Her interest around art has then turned, during her previous cycle of studies, into a focus around alternative practices and organisations like artist-run spaces and art-squats. In particular, she explored defining and contrasting elements among these spaces, suggesting that their sustainable set of practices may represent an option for developing management structures in arts organisations. She presented her research paper on the topic at the 2015 edition of the international Journal of Arts and Design Education conference. At the moment, she is interested in alternative curatorial approaches and their cultural implications.

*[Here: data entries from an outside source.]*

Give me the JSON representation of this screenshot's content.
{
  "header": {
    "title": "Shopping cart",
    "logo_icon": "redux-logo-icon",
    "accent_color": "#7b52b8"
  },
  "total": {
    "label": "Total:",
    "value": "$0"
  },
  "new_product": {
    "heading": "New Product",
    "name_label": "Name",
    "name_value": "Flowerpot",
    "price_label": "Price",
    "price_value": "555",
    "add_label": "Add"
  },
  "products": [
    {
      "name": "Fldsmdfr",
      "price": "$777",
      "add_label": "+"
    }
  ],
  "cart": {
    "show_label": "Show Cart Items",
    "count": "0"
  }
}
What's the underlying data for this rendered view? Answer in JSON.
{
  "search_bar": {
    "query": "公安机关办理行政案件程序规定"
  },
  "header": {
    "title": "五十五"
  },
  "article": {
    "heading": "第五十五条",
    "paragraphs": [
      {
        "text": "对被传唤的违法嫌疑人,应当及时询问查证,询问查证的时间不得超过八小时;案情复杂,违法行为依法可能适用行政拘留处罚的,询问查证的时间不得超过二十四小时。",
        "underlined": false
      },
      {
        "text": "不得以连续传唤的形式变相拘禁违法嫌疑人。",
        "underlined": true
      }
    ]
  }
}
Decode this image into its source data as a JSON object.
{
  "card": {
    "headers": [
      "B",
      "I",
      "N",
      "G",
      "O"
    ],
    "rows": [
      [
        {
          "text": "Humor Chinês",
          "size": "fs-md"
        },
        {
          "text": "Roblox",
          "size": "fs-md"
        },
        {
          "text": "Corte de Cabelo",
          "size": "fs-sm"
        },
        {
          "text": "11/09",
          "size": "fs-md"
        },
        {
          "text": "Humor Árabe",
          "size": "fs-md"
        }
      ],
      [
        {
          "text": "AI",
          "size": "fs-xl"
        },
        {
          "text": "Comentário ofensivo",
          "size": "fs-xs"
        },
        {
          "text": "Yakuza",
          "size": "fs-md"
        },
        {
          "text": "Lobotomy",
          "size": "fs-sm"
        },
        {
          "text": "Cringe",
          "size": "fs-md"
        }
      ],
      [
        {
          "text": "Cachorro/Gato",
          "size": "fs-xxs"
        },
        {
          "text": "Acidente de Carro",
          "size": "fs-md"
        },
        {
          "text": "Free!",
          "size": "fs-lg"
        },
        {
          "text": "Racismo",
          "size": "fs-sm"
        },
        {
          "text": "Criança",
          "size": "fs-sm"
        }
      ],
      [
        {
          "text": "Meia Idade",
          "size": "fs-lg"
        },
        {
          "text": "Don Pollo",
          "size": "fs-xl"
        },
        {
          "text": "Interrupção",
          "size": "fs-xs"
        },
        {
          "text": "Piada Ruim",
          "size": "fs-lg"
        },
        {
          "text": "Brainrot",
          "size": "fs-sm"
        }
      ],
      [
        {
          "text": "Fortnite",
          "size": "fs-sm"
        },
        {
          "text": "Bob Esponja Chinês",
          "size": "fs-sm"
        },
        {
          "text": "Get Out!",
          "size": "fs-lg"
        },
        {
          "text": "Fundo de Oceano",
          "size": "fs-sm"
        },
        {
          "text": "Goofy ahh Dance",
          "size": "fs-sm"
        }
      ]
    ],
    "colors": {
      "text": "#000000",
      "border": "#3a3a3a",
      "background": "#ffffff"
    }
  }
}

Can an exhibition be a medium to reach “trans-states”? Exhibitions are the medium for curatorial experimentation and a relative new discursive space around artistic practice. Curators use exhibitions as a medium to present works, convey knowledge, challenge ideas and conform to specific discourses, but what happens when the curator is also a shaman? The exhibition takes on the curatorial project, re-positioning the exhibition space in the contingency. “Return to Normalcy: Birth of a New Museum”, Grace Nditiru’s show at the Glasgow School of Art, challenges the desynchronised space of exhibition, where boundaries are actively transgressed. She curated the exhibition following her artistic practice, infused with her own shamanic experiences and based on 16 years of research on alternative and nomadic communities. The exhibition assumes a high degree of performativity where visitors can re-enact the shaman’s journey of death and re-birth. The show is based around a commissioned film, for which she decided to do a shamanic ritual. She summoned spirits from the Upper and Under Worlds to help the ‘re-birth’ of the Mackintosh building, historic building of the Glasgow School of Art, damaged in the 2014 fire. The process of re-birth is inherent in the exhibition space itself. It strives to cross over to the museum’s state condensing Nditiru’s research on ways to bring museums back to life. Finally, what significance can have this exhibition and “non-logical” curating in the context of the art school in inspiring young artists?